Vor der Wahl in Jugoslawien

Salon-Serben

Hundert Prozent Baumwolle mit einer schwarzen Faust: Dieses T-Shirt, Propaganda-Massenware der studentischen Widerstandsbewegung Otpor, ist fünf Wochen vor den jugoslawischen Wahlen immer noch das bevorzugte Objekt der polizeilichen Repression niedriger Intensität. Kein Tag vergeht, ohne dass irgendwo ein Otpor-Aktivist festgenommen wird, weil er oder sie das T-Shirt trägt.

Otpor mobilisiert zum 24. September, dem Tag, an dem der jugoslawische Präsident, die beiden Kammern des Bundesparlaments und die Stadträte in Serbien gewählt werden. Und auch diesmal hält die Organisation an ihrer neuen inhaltsleeren Massenlinie »Wir alle gegen Milosevic« fest. Die Otporisten reisen durchs Land und spielen Diplomaten für oppositionelle Einheit. Letzte Woche erklärten sie, dass sie jeden Kandidaten unterstützen, der gegen Milosevic antritt. Hauptsache, weg mit S.M. Diese Woche trafen sie den montenegrinischen Präsidenten Milo Djukanovic, um ihn vom Wahlboykott abzubringen. Gleichzeitig sprachen sie beim Metropoliten Amfilohije Radovic vor. Auch er, der während des Bosnien-Krieges für Paramilitärs betete, ist für Otpor ein Gesprächspartner, wenn es darum geht, die Kirche für »Wahl ja, Milosevic nein!« zu gewinnen.

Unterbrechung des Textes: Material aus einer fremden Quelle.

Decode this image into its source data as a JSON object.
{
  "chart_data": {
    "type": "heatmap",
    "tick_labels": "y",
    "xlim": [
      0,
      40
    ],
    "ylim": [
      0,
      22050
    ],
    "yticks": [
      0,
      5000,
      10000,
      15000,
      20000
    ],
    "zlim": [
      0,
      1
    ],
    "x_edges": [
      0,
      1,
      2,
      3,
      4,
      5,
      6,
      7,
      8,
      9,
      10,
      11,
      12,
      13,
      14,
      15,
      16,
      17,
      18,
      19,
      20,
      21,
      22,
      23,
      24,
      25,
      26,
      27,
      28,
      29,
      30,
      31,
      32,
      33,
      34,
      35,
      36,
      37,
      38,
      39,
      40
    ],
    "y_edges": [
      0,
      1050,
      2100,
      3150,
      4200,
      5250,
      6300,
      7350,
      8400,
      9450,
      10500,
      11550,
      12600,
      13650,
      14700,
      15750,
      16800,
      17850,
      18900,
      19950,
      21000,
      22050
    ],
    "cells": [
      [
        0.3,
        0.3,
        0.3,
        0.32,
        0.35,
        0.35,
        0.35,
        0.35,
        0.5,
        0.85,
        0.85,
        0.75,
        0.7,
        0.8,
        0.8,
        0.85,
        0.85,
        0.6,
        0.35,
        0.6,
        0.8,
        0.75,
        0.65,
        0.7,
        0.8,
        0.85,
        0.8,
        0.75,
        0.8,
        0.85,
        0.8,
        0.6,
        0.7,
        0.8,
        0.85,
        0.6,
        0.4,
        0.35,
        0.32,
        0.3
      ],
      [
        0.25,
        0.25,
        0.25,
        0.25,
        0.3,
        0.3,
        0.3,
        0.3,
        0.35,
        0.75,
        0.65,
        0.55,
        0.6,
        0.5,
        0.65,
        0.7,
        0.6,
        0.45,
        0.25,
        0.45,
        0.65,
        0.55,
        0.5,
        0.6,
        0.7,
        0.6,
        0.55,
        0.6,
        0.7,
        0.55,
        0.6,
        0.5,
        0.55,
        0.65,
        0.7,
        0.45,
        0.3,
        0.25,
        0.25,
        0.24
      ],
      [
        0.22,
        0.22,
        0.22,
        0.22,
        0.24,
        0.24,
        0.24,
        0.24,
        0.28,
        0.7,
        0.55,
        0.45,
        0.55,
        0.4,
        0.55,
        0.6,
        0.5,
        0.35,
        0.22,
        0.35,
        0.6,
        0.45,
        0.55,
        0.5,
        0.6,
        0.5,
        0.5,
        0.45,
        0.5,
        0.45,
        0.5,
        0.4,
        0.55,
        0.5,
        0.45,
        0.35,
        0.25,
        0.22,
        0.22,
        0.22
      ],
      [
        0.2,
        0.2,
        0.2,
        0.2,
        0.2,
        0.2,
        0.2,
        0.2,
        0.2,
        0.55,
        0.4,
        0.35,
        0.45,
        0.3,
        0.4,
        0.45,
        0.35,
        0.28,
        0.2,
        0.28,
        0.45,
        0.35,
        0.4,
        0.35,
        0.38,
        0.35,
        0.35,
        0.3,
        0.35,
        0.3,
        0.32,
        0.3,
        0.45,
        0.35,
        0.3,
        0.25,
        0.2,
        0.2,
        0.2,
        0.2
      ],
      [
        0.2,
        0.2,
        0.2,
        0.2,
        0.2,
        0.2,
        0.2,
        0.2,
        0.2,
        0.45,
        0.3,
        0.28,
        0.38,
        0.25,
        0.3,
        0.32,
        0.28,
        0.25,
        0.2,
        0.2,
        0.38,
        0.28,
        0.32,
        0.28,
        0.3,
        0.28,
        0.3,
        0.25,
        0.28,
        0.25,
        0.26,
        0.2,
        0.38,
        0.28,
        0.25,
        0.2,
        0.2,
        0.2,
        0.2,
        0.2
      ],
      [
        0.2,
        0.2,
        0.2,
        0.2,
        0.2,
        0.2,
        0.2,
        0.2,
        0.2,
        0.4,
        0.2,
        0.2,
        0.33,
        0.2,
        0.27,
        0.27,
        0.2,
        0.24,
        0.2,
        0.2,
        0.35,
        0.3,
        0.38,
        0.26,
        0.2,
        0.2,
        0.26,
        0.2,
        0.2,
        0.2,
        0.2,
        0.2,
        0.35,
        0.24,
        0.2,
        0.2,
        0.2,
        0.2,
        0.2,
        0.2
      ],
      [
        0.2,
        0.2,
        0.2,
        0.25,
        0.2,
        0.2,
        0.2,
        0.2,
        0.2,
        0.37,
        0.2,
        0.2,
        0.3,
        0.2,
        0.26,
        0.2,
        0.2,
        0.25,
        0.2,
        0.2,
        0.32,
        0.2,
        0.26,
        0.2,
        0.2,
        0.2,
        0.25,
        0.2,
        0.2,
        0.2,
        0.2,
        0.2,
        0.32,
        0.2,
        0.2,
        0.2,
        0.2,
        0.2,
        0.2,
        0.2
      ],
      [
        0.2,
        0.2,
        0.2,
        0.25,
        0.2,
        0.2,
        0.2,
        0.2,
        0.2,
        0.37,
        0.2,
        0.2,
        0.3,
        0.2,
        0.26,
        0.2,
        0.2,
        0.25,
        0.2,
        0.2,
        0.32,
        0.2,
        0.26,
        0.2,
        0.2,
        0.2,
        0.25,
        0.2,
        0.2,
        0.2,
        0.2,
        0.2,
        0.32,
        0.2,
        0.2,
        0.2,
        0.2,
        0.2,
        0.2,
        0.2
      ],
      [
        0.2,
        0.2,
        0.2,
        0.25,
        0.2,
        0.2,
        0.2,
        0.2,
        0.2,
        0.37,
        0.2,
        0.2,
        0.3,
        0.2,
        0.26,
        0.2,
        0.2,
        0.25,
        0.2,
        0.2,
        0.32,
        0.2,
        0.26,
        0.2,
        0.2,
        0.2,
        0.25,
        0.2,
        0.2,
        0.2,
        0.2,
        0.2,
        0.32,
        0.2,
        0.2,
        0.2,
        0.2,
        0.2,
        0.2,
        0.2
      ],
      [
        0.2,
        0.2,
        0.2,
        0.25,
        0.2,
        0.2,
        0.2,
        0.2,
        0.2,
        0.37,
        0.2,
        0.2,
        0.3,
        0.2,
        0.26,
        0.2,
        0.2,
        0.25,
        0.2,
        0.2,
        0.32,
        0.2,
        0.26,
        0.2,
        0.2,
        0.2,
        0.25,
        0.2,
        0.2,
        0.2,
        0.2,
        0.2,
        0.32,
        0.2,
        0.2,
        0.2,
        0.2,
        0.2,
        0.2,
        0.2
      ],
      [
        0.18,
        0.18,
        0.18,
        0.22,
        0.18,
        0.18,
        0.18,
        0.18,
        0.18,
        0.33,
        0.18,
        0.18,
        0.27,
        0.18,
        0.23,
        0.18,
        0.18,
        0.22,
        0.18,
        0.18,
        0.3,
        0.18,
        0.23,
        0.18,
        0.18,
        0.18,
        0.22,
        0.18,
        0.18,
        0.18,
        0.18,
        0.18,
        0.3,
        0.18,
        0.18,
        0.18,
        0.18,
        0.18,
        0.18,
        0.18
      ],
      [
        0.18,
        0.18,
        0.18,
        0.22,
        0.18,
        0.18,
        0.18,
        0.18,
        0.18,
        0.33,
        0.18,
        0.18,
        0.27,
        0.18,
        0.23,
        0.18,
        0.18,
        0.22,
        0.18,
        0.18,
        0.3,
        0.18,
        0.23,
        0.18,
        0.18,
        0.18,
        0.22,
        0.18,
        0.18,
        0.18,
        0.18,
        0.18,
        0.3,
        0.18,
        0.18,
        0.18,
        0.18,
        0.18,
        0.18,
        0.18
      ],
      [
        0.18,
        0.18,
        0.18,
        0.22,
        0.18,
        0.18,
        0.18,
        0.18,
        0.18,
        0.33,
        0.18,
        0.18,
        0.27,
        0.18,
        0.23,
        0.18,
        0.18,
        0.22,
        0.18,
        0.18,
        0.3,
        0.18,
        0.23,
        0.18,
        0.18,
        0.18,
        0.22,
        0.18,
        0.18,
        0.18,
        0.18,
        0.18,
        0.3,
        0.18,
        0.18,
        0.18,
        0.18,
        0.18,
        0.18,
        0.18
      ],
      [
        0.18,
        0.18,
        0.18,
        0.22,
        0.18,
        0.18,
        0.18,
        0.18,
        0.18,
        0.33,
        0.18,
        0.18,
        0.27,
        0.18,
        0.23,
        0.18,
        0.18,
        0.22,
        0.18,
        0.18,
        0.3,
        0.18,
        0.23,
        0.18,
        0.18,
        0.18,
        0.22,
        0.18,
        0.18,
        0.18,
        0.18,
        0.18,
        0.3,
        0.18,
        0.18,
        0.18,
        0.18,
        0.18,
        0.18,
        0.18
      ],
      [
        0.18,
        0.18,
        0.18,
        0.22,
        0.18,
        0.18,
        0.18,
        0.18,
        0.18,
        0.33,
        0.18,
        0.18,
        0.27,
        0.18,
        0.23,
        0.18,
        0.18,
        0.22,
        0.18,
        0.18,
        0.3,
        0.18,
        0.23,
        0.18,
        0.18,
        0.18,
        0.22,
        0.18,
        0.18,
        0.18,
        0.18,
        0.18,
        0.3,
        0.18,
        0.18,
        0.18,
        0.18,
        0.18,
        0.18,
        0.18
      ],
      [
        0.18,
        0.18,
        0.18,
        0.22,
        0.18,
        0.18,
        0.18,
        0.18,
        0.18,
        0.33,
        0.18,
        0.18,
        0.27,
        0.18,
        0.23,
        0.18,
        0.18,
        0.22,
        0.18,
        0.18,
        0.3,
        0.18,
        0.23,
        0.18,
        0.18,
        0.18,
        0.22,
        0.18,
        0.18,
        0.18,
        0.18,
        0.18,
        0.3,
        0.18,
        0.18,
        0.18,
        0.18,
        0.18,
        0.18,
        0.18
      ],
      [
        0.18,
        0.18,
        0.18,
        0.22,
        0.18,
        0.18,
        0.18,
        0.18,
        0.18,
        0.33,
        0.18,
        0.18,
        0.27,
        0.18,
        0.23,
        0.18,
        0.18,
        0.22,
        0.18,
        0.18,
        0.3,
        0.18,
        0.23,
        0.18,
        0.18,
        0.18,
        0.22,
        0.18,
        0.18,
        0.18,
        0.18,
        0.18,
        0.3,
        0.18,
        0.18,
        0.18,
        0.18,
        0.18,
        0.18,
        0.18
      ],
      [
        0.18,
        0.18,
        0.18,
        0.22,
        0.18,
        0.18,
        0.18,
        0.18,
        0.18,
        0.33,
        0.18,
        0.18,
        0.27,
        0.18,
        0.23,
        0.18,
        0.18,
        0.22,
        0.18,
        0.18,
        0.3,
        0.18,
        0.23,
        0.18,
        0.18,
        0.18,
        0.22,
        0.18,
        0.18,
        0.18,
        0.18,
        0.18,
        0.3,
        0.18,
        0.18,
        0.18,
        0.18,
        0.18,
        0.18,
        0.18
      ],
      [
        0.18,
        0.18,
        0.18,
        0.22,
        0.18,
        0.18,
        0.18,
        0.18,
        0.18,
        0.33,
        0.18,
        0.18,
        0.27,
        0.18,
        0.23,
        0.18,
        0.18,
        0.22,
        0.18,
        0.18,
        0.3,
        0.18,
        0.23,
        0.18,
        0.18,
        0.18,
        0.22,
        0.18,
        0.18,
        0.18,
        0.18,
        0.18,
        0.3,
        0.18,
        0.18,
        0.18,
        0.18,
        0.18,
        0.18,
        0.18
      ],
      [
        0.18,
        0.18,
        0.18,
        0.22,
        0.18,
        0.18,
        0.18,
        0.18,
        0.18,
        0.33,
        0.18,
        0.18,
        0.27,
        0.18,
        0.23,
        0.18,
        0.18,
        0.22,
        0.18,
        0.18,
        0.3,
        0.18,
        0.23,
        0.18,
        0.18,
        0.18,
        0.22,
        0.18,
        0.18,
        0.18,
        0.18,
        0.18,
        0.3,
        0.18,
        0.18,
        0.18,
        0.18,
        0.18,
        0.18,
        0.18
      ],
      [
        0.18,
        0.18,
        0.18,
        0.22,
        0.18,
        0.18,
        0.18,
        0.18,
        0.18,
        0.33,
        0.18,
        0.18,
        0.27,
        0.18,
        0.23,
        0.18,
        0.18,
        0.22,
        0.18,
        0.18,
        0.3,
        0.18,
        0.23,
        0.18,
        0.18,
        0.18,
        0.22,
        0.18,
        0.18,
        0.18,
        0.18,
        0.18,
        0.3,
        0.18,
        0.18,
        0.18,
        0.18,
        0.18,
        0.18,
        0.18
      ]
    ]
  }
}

Während Otpor seiner nationalen Einheitspolitik treu bleibt, setzt nun auch die Vereinigte Demokratische Opposition auf die serbisch-nationale Karte. Sie nominierte letzte Woche den Vorsitzenden der Demokratischen Partei Serbiens (DSS), Vojislav Kostunica, zum Präsidentschaftskandidaten: ein Votum für veredelten großserbischen Nationalismus mit historischem Qualitätssiegel.

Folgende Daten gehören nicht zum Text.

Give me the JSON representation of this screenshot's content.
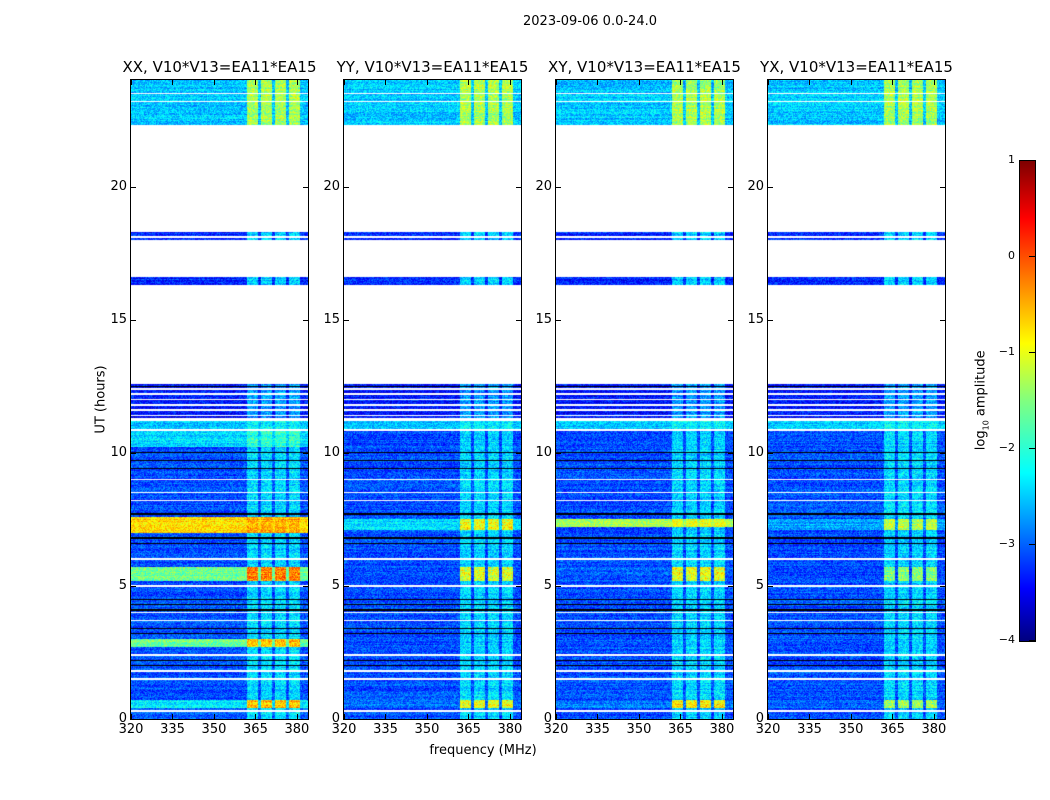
{
  "chart_data": {
    "type": "heatmap",
    "title": "2023-09-06 0.0-24.0",
    "xlabel": "frequency (MHz)",
    "ylabel": "UT (hours)",
    "xlim": [
      320,
      384
    ],
    "ylim": [
      0,
      24
    ],
    "xticks": [
      "320",
      "335",
      "350",
      "365",
      "380"
    ],
    "xtick_values": [
      320,
      335,
      350,
      365,
      380
    ],
    "yticks": [
      "0",
      "5",
      "10",
      "15",
      "20"
    ],
    "ytick_values": [
      0,
      5,
      10,
      15,
      20
    ],
    "colorbar": {
      "label_main": "log",
      "label_sub": "10",
      "label_tail": " amplitude",
      "range": [
        -4,
        1
      ],
      "ticks": [
        "1",
        "0",
        "−1",
        "−2",
        "−3",
        "−4"
      ],
      "tick_values": [
        1,
        0,
        -1,
        -2,
        -3,
        -4
      ],
      "colormap": "jet"
    },
    "rfi_bands_mhz": [
      [
        362,
        366
      ],
      [
        367,
        371
      ],
      [
        372,
        376
      ],
      [
        377,
        381
      ]
    ],
    "common_segments": [
      {
        "t": [
          22.3,
          24.0
        ],
        "level": -2.4,
        "rfi": 1.3
      },
      {
        "t": [
          18.0,
          18.3
        ],
        "level": -3.2,
        "rfi": 1.0
      },
      {
        "t": [
          16.3,
          16.6
        ],
        "level": -3.2,
        "rfi": 1.0
      },
      {
        "t": [
          11.3,
          12.6
        ],
        "level": -3.3,
        "rfi": 0.8
      },
      {
        "t": [
          10.9,
          11.2
        ],
        "level": -2.4,
        "rfi": 0.3
      },
      {
        "t": [
          0.0,
          10.8
        ],
        "level": -3.0,
        "rfi": 0.8
      }
    ],
    "flagged_white_hours": [
      23.2,
      23.5,
      18.1,
      12.4,
      12.2,
      12.0,
      11.8,
      11.6,
      11.4,
      9.0,
      8.5,
      8.2,
      6.0,
      5.0,
      4.0,
      3.7,
      2.4,
      1.8,
      1.5,
      0.3
    ],
    "dropout_black_hours": [
      12.6,
      12.5,
      10.85,
      10.0,
      9.7,
      9.4,
      7.7,
      6.8,
      6.6,
      4.5,
      4.3,
      4.1,
      3.4,
      3.2,
      2.2,
      2.0
    ],
    "panels": [
      {
        "name": "XX",
        "title": "XX, V10*V13=EA11*EA15",
        "bright": [
          {
            "t": [
              7.0,
              7.6
            ],
            "level": -0.7,
            "rfi": 0.3
          },
          {
            "t": [
              5.2,
              5.7
            ],
            "level": -1.6,
            "rfi": 1.6
          },
          {
            "t": [
              2.7,
              3.0
            ],
            "level": -1.6,
            "rfi": 1.2
          },
          {
            "t": [
              0.4,
              0.7
            ],
            "level": -2.2,
            "rfi": 1.9
          },
          {
            "t": [
              10.2,
              10.8
            ],
            "level": -2.3,
            "rfi": 0.5
          }
        ]
      },
      {
        "name": "YY",
        "title": "YY, V10*V13=EA11*EA15",
        "bright": [
          {
            "t": [
              7.1,
              7.5
            ],
            "level": -2.3,
            "rfi": 1.6
          },
          {
            "t": [
              5.2,
              5.7
            ],
            "level": -3.0,
            "rfi": 2.3
          },
          {
            "t": [
              0.4,
              0.7
            ],
            "level": -2.8,
            "rfi": 2.2
          }
        ]
      },
      {
        "name": "XY",
        "title": "XY, V10*V13=EA11*EA15",
        "bright": [
          {
            "t": [
              7.2,
              7.5
            ],
            "level": -1.3,
            "rfi": 0.4
          },
          {
            "t": [
              5.2,
              5.7
            ],
            "level": -2.9,
            "rfi": 2.3
          },
          {
            "t": [
              0.4,
              0.7
            ],
            "level": -2.8,
            "rfi": 2.3
          }
        ]
      },
      {
        "name": "YX",
        "title": "YX, V10*V13=EA11*EA15",
        "bright": [
          {
            "t": [
              7.1,
              7.5
            ],
            "level": -2.6,
            "rfi": 1.6
          },
          {
            "t": [
              5.2,
              5.7
            ],
            "level": -3.0,
            "rfi": 1.8
          },
          {
            "t": [
              0.4,
              0.7
            ],
            "level": -2.9,
            "rfi": 1.8
          }
        ]
      }
    ]
  }
}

Kostunica hat mit dem schäumenden Tschetnik-Kult um den historischen Tschetnik-Hauptsitz Ravna Gora nie etwas zu tun gehabt. Der promovierte Jurist wurde 1974 von der Universität relegiert, weil er für die Freilassung des Belgrader Professors Mihajlo Djuric eintrat, der die berühmte Verfassung von 1974 von rechts kritisiert hatte. Er war nie Parteimitglied, dafür immer Antikommunist. 1990 war er bei der Gründung der Demokratischen Partei dabei, die er während des Bosnienkriegs unter dem Motto »Serbien zuerst« verließ. Das Salon-Serbentum von Kostunica ist vor allem eine Waffe gegen die Wahlkampfstrategie der Regierung, die Opposition als Nato-Agenten hinzustellen.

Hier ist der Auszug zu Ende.